Per-policy first-response and resolution targets in hours, an org-wide weekly schedule and holiday calendar, opt-in pause statuses, and threshold-based escalations.

Where:
Settings → SLAs · Settings → Business hours
Permission:
MANAGE_SLA
Updated:
July 2026

Overview

  • SLA policies match by request type, priority, and team. The most specific match wins — request type is weighed highest, then priority, then team.
  • Targets are hours-based (first-response and resolution) and can run against the business-hours schedule so weekends and holidays don't burn the clock.
  • Pause statuses are configurable per policy — no status pauses by default.
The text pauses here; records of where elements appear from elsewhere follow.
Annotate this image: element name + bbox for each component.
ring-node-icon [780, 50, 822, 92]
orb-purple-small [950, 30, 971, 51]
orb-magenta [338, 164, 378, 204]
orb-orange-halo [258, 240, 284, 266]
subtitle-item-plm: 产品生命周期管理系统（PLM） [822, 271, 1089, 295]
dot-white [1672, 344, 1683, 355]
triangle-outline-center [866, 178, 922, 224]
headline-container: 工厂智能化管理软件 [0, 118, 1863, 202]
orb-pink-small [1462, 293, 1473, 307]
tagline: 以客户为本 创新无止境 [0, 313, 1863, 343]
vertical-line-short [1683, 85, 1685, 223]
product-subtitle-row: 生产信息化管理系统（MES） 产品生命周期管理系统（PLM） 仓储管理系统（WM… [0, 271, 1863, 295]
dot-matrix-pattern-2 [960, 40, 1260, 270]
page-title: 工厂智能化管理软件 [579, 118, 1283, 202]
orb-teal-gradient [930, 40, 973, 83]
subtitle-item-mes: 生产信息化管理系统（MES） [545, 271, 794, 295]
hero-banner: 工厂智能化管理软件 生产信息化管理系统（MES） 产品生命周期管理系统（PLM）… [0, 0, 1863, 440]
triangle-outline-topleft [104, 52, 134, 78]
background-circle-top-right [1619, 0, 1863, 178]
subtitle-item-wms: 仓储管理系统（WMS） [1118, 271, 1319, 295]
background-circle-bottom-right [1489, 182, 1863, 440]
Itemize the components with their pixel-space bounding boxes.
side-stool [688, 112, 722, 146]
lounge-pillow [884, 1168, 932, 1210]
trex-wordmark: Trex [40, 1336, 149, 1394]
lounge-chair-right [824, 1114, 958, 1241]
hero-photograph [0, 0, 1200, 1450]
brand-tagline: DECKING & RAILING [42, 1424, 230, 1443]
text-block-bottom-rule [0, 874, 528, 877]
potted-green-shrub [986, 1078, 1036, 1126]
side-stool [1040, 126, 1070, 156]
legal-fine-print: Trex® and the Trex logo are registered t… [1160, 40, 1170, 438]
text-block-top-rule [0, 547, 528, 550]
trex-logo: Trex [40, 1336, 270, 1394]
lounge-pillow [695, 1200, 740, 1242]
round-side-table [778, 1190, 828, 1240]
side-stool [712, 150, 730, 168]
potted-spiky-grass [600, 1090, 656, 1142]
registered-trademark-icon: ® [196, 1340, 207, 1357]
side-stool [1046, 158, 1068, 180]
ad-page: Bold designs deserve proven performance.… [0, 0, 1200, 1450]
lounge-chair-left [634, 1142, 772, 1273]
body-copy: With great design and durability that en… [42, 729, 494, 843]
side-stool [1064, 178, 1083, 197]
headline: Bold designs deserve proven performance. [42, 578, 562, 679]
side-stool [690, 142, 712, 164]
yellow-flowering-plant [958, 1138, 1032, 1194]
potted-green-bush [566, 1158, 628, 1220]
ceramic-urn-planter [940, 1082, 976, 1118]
Waiting on requester and Waiting on approval are common choices.
  • Escalation rules fire when a request crosses an admin-defined percentage (1–200%) of its resolution window, and can notify, reassign the team, or bump priority. Each rule fires at most once per request.

Step by step

  1. 01

    Define your business hours

    Settings → Business hours. Pick the org timezone, working days, and daily windows (multiple windows per day supported). Add a holiday calendar. One schedule per organization.

  2. 02

    Create a policy

    Settings → SLAs → New. Match by priority + request type + team. Set first-response and resolution targets in hours, and enable business-hours math if you want the schedule applied.

  3. 03

    Configure pauses

    On the policy, choose which statuses pause the clock. Nothing pauses unless you add it — Waiting on requester and Waiting on approval are the usual picks.

  4. 04

    Add escalations

    Per policy, add one or more escalation rules. Each picks a threshold (% of the resolution window), an action (notify, reassign team, or bump priority), and a target.

Good to know

  • An at-risk badge on the queue flags rows approaching their deadline — sort by SLA risk to triage breaches first.
  • Give VIP/urgent work its own policy with no pause statuses to keep the clock running on executive escalations.